Frustration among architects over draconian marketing restrictions governing the 2012 Olympics has sparked plans for a cheeky debate during the London Festival of Architecture, I hear. The event, provisionally entitled “No officer, I haven’t designed an Olympic building”, will be held in early July and will take the form of a Pecha Kucha, a form of presentation first dreamt up in Tokyo in which multiple speakers show 20 slides for 20 seconds each. Stick that in your pipe and smoke it, LOCOG.

Unclad feet

Much fanfare greeted the completion of the 100th floor of much redesigned One World Trade Center in New York, as it surpassed the Empire State Building as the city’s tallest building. But the building’s target of becoming America’s tallest building has been thrown into doubt after a row between the scheme’s principal architect, David Childs, and the developer over the 400ft crowning mast. The joint developers want to scale back plans for the mast by removing its decorative cladding, throwing into question whether tall building experts will deem it part of the official height of the building. Let’s hope the developers see sense and don’t change the design yet again.

Frenzied inactivity

Developments at One Blackfriars, the South Bank site owned by Tony Pidgley’s developer St George’s, are coming thick and fast. Three weeks after I pointed out shortcomings with the topiary set within special niches in the site’s elaborate hoardings, workers have now straightened the lopsided cone-shaped trees and ripped out all the globe-shaped plants. According to the workers these plants were regarded as a security risk because people might use them as a leg up to get over the hoardings. Quite how these tiny trees could take someone’s weight and why anyone would want to get into the site is anyone’s guess given there is nothing to nick.

Workers are now raising the height of the hoardings around the niches to make them more secure, so I am expecting to see the trees reinstated imminently. All go then, except on the actual construction of the 47-storey tower proposed for the site.

Bam’s Waterloo

In further hoarding news, you may be surprised to know that Bam Construct is carrying out considerable renovations to London Waterloo station - surprised, because they’ve hidden the only trace of their involvement in a dark corner behind a mass of scaffolding. Perhaps Bam’s publicity shyness comes from not wishing to be associated with the inevitable disruption such works cause Waterloo’s 250,000 of daily commuters.

Strings attached

A story to tug on the heart strings now. A restoration specialist has been called upon to repair London’s beloved Statue of Eros in Piccadilly Circus after hoodlums scaled the 9 ft-tall monument and snapped his bow. Plant specialist Universal got in touch to play its part in the re-stringing operation, hoisting the restoration engineer into place on one of its cherry pickers. No word yet on whether the restoration team have had any more luck in love after their endeavours.

Come again?

hansom

As the construction industry watched the Queen’s Speech last week in hope of fresh investment, you could be forgiven for feeling a sense of déjà-vu.
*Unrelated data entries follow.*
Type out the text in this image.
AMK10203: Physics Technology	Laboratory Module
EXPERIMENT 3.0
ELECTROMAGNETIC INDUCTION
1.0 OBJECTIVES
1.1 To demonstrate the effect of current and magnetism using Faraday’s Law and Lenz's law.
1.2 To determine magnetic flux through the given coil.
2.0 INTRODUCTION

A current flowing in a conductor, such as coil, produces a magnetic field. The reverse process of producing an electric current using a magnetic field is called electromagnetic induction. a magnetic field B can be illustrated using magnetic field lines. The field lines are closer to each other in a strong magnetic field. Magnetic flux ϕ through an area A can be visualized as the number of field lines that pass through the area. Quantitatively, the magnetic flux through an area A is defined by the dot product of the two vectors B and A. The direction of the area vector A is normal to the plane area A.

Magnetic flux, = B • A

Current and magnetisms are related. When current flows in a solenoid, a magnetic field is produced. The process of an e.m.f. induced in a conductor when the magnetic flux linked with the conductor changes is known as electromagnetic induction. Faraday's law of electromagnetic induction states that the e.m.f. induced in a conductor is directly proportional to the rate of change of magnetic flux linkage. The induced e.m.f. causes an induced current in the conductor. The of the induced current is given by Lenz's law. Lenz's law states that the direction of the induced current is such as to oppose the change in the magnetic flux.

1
As eagle-eared construction law blogger, Angus Walker, pointed out, both this year’s speech and last year’s were nearly identical. Last year the Queen told parliament: “My government’s legislative programme will be based upon the principles of freedom, fairness and responsibility. The first priority is to reduce the deficit and restore economic growth.” Last week she said: “My government’s legislative programme will focus on economic growth, justice and constitutional reform. My ministers’ first priority will be to reduce the deficit and restore economic stability.” You can expect more of the same in other words.